Karan Sondhi, Vice President and Chief Technology Officer for the Public Sector, Trellix, on ensuring the integrity of a US election played out in the cyber domain.
Approximately 2 billion voters across more than 60 countries will have voted by now or will participate in voting by the end of 2024. Elections have captured global attention and intensified the cyber domain.
As we reach election day here in the US, however, there is a spotlight on democracy and how imperative it is for the public to have confidence in the integrity of our election systems. Beyond ensuring that all votes are counted accurately and kept secure, election administrators are tasked with securing voter registration databases, election management software and associated IT infrastructure against malicious cyberattacks – all while misinformation and disinformation campaigns are sowing doubt in that trust.
In my work with customers, many of which are election administrators, I have a firsthand look at the immense pressure there is surrounding election infrastructure and ensuring its security. In fact, recent data noted that on just one day during the Democratic National Convention, more than 11m malicious activities were detected against US government organizations—exceeding daily average detections by 55 times.
A three-pronged approach for election administrators
After two decades in cybersecurity, I’ve learned that protecting election systems isn’t about a single solution – it’s about building multiple layers of defense through public-private partnerships. Every election office in the US has access to federal resources that, when combined with enterprise-grade extended detection and response (XDR) systems, create a formidable security posture.
To ensure they’re not left on their back foot if faced with a cyber incident, there are three core areas to prioritize.
- Multi-Layer Authentication & Access Control
It’s no secret that threat actors are becoming increasingly sophisticated. Multi-factor authentication isn’t just a best practice anymore – it’s a necessity for election security. When staff members need multiple ways to prove their identity before accessing sensitive systems, we dramatically reduce the risk of unauthorized access.
Election administrators should not only ensure they have implemented MFA as recommended by the Cybersecurity and Infrastructure Security Agency (CISA) Election Infrastructure Security Resource Guide, but also follow the FBI’s Protected Voices campaign guidance for access management. It’s also important to follow the resources outlined by CISA’s Joint Cyber Defense Collective (JCDC) to stay on top of authentication best practices.
Finally, the importance of regularly auditing user access permissions and removing outdated credentials, as well as educating employees about MFA fatigue attacks, cannot be understated.
- Infrastructure Protection & Monitoring
From experience working with both government agencies and global enterprises, I’ve learned that many election offices don’t realize CISA offers free vulnerability scanning and remote penetration testing services or fully leverage the robust resources for enhanced monitoring provided by CISA’s Shields Up program. Further, the FBI’s InfraGard program offers critical threat intelligence sharing.
While these services provide essential baseline protection, they work best when integrated with advanced endpoint security and XDR capabilities that can detect and respond to threats in real-time.

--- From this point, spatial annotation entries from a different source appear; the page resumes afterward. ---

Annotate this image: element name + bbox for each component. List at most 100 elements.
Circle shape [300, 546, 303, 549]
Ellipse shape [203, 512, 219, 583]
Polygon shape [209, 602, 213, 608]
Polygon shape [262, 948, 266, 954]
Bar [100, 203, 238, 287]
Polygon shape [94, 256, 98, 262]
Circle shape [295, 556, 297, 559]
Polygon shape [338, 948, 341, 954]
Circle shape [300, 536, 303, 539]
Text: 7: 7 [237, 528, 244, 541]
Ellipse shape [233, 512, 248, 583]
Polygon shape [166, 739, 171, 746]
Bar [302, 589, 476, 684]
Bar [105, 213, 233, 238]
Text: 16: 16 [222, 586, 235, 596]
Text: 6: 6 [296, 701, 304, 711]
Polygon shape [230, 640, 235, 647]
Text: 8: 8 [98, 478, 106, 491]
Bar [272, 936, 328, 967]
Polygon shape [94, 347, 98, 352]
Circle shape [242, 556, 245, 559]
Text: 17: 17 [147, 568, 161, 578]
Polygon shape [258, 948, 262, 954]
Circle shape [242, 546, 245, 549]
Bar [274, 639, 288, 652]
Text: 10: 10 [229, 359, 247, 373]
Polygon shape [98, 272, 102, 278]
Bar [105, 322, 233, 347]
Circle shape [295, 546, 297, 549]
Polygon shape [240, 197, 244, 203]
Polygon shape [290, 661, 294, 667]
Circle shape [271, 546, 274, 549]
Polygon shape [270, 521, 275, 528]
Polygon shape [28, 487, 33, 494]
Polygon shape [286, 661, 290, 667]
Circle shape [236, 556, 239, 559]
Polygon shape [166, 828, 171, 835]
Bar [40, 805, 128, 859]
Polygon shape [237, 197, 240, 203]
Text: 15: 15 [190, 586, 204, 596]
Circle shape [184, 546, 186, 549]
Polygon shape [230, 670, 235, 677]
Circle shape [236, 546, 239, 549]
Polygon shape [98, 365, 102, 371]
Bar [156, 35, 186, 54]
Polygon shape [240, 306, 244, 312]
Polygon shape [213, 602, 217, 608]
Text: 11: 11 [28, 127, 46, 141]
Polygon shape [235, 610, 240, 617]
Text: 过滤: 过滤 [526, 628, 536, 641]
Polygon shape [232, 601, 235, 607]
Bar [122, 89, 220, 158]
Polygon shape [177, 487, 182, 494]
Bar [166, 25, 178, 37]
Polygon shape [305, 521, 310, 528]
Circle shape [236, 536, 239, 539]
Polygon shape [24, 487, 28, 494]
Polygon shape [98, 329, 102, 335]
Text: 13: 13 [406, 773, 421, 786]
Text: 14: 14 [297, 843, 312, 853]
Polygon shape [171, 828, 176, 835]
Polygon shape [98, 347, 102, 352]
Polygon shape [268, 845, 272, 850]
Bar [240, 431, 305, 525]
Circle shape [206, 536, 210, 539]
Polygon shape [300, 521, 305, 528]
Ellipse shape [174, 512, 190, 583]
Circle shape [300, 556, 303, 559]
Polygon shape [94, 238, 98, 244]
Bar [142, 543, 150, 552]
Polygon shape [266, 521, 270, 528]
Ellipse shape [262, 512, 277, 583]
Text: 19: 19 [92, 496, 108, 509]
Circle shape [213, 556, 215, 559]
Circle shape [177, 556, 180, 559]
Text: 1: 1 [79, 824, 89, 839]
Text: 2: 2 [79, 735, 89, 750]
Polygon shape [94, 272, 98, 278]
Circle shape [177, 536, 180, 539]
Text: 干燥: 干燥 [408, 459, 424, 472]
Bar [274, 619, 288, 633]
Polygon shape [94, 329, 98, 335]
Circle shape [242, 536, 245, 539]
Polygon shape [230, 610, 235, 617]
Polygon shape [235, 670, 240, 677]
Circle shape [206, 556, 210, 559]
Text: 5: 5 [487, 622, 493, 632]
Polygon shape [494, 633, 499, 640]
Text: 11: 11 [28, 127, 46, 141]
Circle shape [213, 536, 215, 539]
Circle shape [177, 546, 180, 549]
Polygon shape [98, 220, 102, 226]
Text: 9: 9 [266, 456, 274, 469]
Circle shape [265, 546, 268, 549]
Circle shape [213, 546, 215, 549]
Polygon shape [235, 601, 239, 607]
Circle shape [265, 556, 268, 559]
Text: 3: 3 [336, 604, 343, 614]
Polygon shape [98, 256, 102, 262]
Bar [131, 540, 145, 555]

We have analyzed countless cyber incidents where 24/7 monitoring made the difference between a minor incident and a major breach. For election systems, this continuous monitoring, aligned with NSA and CISA guidelines, becomes even more critical. Robust offline backups following NIST standards aren’t just good practice – they’re essential insurance for our democracy.
- Incident Response and Communication
Having overseen cybersecurity operations for large enterprises, I can’t emphasize enough how crucial incident response planning is. Every election office should have the FBI National Cyber Investigative Joint Task Force and CISA’s Regional Operations Center on speed dial, but they should also have modern security tools that can automatically detect and respond to threats. In cybersecurity, seconds matter.
State fusion centers are becoming the nerve centers of election security, connecting federal intelligence with local response teams. When CISA, the FBI, private sector security leaders and local election offices work together through these centers, we create a security network that’s much stronger than any single entity could provide.
In practice, this looks like coordinating with FBI field offices’ cyber task forces for incident response planning, registering with CISA’s Regional Operations Centers for 24/7 incident support, participating in CISA’s tabletop exercises for election security scenarios, and establishing communication protocols with the FBI’s Internet Crime Complaint Center (IC3), CISA’s Election Security Initiative team, the local FBI office’s cyber team and your state fusion center.
Securing elections for all
Just the threat of a breach can have a deep and lasting impact on public trust. Moreover, intrusions can occur at any time, not just on election day. We know bad actors are constantly working to breach networks or otherwise cause disruption any way they can. And these days, they are more empowered than ever with AI.
As someone who works daily with advanced threat detection and response systems, protecting our election infrastructure requires both cutting-edge technology and strong partnerships. The tools and expertise are available – election administrators just need to take advantage of them. This isn’t about politics; it’s about protecting the fundamental infrastructure of our democracy using the best resources from both the public and private sectors.